Limites méthodologiques
Enfin, nous devons examiner les limites méthodologiques de notre étude. D'abord et avant tout, le concept de pertinence personnelle ou de rapport à soi peut sembler problématique de manière vague, de manière empirique et / ou conceptuelle. Nous avons utilisé le concept d’études antérieures sur la pertinence personnelle et l’appartenance à soi [de Greck et al., 2008, 2009; Northoff et Bermpohl, 2004; Northoff et al., 2006, 2007] qui ont permis aux sujets d'indiquer explicitement si un stimulus présenté avait une pertinence personnelle élevée ou faible. Bien que ce concept de pertinence personnelle soit une approche assez large, nous avons néanmoins décidé de le mettre en œuvre dans notre paradigme.

CONCLUSION
Dans cette étude, nous avons démontré le rôle sous-jacent important des circuits de récompense dans le jeu pathologique.
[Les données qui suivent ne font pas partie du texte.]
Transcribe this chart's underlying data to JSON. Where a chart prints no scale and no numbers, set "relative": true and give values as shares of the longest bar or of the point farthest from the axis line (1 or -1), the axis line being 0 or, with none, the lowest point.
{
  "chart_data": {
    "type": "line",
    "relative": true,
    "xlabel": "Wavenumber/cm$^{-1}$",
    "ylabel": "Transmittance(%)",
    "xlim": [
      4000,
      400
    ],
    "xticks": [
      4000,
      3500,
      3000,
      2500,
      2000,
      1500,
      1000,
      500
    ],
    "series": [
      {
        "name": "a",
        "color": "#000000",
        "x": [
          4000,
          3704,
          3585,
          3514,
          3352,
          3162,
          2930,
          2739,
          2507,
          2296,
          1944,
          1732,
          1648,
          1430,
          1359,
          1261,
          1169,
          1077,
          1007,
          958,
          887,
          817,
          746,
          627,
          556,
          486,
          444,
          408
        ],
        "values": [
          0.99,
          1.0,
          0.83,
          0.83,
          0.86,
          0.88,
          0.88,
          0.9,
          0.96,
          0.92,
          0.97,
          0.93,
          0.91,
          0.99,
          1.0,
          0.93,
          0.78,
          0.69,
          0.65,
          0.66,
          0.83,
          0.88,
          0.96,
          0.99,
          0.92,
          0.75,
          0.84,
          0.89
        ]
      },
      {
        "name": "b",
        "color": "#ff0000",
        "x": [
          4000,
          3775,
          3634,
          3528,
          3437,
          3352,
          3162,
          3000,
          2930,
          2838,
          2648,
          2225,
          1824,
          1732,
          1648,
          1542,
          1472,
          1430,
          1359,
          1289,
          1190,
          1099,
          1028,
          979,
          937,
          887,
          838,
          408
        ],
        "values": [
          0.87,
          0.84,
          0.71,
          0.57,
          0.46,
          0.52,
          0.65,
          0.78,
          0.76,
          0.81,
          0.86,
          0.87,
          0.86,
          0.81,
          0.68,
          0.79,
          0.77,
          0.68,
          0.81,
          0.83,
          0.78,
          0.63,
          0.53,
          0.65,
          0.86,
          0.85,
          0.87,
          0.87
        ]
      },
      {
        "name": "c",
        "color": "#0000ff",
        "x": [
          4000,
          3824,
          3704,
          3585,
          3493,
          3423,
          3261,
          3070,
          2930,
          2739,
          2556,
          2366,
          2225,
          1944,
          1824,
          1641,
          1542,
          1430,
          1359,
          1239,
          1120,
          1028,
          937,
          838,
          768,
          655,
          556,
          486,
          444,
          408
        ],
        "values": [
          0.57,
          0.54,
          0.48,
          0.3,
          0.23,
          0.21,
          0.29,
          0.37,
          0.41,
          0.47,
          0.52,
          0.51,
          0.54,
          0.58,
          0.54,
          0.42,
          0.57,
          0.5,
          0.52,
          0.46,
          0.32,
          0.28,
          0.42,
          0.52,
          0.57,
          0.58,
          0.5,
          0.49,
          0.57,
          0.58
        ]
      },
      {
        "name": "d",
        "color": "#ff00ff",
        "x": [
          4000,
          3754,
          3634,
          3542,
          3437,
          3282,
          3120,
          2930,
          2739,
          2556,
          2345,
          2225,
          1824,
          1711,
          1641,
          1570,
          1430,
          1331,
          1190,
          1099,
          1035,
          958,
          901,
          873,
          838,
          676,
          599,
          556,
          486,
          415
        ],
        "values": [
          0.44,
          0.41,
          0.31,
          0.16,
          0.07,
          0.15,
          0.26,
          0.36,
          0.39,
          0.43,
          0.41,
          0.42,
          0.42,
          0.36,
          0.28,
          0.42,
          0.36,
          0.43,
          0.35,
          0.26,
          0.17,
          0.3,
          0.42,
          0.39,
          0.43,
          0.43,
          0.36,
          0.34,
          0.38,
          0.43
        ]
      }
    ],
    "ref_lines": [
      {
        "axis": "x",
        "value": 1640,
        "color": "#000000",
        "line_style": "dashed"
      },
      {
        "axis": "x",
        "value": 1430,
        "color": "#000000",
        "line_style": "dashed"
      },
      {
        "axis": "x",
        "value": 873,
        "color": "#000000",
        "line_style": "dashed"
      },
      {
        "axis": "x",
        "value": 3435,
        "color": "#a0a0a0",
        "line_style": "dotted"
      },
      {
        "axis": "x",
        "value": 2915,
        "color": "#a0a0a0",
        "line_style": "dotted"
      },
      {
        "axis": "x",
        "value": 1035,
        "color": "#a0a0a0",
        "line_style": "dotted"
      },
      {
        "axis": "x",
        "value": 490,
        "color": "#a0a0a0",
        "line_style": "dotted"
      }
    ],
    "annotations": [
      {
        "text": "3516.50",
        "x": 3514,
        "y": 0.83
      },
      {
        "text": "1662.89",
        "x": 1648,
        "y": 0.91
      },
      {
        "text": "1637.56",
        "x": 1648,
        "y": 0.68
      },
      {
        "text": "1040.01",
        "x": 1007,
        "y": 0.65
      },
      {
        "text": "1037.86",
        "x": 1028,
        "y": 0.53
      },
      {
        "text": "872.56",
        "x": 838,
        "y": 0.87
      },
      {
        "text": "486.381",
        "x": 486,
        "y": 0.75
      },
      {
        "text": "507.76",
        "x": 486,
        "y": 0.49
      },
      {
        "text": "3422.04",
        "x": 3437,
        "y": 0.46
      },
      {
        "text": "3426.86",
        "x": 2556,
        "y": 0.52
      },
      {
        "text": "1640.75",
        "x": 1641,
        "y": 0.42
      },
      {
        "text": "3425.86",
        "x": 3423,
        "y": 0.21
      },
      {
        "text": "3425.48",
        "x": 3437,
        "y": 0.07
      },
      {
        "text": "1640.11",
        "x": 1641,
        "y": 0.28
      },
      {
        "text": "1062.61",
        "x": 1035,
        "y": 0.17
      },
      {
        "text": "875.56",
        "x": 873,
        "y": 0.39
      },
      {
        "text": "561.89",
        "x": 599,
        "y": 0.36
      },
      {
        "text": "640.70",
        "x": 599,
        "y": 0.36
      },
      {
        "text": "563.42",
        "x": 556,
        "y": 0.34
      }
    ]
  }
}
Les joueurs pathologiques montrent non seulement une activité neuronale diminuée dans les circuits de récompense (NACC gauche et droit, putamen ventral gauche) lors de victoires et de pertes monétaires, mais aussi - et plus important encore - lors de l’évaluation de stimuli de grande pertinence personnelle. Alors que les sujets en bonne santé montrent une activité élevée dans les circuits de récompense lors de l'évaluation de stimuli extrêmement pertinents, les joueurs pathologiques n'ont pas cette augmentation d'activité neuronale. Ces constatations pourraient, avec le temps, correspondre à l'observation clinique d'une négligence croissante d'autres activités (auparavant pertinentes) et à la préoccupation totale du jeu.